Milestone 2: Exploratory Data Analysis and Regression
Overview and Objectives
The primary objective of this project will be to provide an in-depth analysis of data through the lens of regression analysis. Modern research looks at the interaction between a multitude of variables to provide conclusions based on experimental data. You will have the opportunity to explore a few realistic regression models and provide conclusions on them based on your own observations.
You will also observe a few measures of central tendency of the data. You will gain an understanding of the distribution of data through identifying the standard deviation and quartiles of your data set. You will then use these measures of central tendency to identify outliers in your data and determine whether they should be omitted in your regression.
You’ll also make inferences based on your regression data and determine which variables are significant in your model. This will help you identify the independent variables that adequately explain the variance in your model. The techniques you apply in this project will hopefully form the foundation of future research and exploration.
Part One: Brain Size
Excel Tasks: In the tab labelled brain size, please compute the following on your Excel sheet using the Head Size column.
Five Number Summary
Interquartile Range and Lower/Upper Limits for Outlier
Identify whether any of the values are outliers
Next follow then next steps to create your scatterplot:
Create a scatterplot that shows the relationship between head size and brain weight. Be sure to include your equation/r-squared value in your scatterplot.
Use the Excel Regression tool to create a Residual vs. Fitted plot for your data and copy your plot on the original tab. *don’t forget to adjust your x-axis
Analysis of Results: please respond in 2-4 complete sentences to each question.
What kind of relationship exists between head size and brain weight?
Are the outlier(s) of the data set reasonable?
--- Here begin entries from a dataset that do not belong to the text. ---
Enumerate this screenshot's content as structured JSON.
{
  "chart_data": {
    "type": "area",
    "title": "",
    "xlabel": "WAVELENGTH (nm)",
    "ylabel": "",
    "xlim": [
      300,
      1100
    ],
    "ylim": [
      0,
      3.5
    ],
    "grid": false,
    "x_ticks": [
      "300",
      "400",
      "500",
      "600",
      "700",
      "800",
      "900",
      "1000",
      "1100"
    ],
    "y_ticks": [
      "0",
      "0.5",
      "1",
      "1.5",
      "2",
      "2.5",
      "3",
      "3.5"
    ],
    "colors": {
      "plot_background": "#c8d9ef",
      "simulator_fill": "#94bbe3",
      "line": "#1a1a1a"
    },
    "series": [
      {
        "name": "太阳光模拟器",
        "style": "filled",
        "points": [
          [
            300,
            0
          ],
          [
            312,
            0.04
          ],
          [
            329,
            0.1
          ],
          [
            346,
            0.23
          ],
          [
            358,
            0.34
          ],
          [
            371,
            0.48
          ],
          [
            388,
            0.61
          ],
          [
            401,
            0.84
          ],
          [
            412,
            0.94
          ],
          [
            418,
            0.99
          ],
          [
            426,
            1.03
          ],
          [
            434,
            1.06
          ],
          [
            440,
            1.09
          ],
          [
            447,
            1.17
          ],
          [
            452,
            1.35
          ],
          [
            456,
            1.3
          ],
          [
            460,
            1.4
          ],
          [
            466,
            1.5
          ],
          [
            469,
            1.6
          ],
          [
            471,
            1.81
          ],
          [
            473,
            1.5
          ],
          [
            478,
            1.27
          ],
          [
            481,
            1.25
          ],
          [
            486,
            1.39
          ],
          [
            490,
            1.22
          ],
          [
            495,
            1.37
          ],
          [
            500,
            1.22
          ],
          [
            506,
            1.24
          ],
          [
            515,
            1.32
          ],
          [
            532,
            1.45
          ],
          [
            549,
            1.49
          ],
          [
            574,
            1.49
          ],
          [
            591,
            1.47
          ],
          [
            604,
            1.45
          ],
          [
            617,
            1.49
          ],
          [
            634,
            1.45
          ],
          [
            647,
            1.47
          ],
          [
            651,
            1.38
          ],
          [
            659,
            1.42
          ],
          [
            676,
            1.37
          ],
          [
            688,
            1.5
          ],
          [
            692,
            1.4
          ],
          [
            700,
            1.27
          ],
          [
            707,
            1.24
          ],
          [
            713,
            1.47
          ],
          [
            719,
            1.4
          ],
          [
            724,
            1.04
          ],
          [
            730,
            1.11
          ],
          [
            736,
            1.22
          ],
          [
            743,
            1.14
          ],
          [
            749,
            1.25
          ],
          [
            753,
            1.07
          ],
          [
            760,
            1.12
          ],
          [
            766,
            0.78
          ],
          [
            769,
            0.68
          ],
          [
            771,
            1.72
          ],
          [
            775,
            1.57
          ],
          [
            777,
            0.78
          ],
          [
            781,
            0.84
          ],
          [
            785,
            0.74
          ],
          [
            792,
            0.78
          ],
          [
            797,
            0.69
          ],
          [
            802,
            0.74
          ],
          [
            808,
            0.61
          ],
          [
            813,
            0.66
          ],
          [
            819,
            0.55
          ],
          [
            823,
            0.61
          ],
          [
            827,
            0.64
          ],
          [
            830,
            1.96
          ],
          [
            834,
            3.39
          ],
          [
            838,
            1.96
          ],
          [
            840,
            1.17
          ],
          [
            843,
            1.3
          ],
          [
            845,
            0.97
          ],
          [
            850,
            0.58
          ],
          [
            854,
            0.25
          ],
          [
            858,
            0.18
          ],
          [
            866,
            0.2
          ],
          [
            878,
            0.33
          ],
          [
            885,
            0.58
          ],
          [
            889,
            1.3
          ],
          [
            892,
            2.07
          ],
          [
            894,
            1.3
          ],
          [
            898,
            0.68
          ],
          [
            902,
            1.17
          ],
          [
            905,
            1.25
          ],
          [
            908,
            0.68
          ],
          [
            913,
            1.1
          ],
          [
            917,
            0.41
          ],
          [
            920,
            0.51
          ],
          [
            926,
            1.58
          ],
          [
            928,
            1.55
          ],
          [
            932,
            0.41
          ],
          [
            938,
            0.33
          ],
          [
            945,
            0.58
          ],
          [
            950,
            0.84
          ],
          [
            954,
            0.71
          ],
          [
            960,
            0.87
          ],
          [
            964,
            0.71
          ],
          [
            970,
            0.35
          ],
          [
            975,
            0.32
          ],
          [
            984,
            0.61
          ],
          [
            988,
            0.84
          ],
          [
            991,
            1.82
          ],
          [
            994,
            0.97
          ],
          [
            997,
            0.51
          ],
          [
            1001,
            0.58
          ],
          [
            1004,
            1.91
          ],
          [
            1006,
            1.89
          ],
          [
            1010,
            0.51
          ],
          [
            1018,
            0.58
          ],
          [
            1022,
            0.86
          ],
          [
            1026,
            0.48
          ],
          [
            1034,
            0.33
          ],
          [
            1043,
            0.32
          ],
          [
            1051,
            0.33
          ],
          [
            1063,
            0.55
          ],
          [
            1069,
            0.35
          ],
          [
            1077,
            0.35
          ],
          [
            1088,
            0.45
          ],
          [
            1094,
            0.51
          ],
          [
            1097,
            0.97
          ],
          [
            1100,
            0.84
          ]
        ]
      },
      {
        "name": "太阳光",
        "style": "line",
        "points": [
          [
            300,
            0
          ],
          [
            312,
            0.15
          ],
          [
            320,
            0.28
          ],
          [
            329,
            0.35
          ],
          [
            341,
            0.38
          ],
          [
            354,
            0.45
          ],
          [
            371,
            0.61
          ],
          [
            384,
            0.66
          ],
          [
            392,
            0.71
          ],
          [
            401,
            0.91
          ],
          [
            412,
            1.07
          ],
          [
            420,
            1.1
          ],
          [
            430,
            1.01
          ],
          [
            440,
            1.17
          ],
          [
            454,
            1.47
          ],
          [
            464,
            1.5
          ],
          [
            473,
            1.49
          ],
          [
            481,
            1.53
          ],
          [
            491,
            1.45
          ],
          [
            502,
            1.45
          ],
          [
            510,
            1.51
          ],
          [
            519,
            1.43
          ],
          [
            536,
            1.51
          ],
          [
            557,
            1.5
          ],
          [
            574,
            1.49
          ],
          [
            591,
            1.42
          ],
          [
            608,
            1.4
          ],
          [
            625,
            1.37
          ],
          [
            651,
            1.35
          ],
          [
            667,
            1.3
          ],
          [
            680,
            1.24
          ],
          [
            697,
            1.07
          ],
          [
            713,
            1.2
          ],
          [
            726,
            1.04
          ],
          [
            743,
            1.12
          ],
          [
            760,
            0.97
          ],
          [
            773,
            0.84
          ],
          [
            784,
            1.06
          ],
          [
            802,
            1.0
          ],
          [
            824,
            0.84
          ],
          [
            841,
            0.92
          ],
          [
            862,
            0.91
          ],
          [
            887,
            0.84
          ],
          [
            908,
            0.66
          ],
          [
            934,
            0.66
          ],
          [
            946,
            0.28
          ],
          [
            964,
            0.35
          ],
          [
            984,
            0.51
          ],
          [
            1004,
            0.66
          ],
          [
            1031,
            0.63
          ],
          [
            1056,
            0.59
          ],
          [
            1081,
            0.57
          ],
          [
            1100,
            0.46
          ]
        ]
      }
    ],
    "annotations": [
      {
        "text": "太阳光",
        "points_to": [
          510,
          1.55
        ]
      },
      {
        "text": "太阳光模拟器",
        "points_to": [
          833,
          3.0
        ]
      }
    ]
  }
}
Should you omit them?
Do you think the other variables would be significant in predicting brain weight along with head size? Why?
Part Two: Infection Risk in Hospitals
Excel Tasks: Using the Infection Risk dataset determine the following measures of central tendency.
Mean
Median
Mode
Standard deviation
Once you’ve found these measures, find a regression model that predicts the infection risk of patients using the other data recorded:
Determine which columns might influence the chance that a patient is infected while they are in the hospital.
Run a multiple regression that creates a model that predicts the infection risk of a patient using the columns you indicated.
Analysis of Results: please respond in 2-4 complete sentences to each question.
What is the typical age of a participant of this study? What is the range of patient ages that are within three standard deviations of the mean?
What variables will you use from the data to predict infection risk?
Is your regression model a good predictor of infection risk? Are all of the variables you selected statistically significant?
Part Three: Using Medical Expenses to Project Insurance Rates
Excel Tasks: Using the Medical Expenses dataset, please compute the following in Excel.
Calculate mean, standard deviation, and the z-score for each individual value.
Use this data to determine whether the values are outliers.
Use the Countif function to find how many outliers there are in your data.
Next create a regression model that will predict medical expenses by the other variables listed in each column.
Analysis of Results:
Are all the variables statistically significant in predicting the medical expenses of a patient?
What equation would you use to predict the medical expenses of a patient who is not part of this sample?
Use the equation from (2) to predict the medical expenses of someone who is 34, female, 32 BMI, 2 children, and a smoker.
Do you think this model would accurately predict the medical costs of a patient given the following information? If not, what additional predictors could the model include to improve the prediction? Could the data be adjusted to be more meaningful?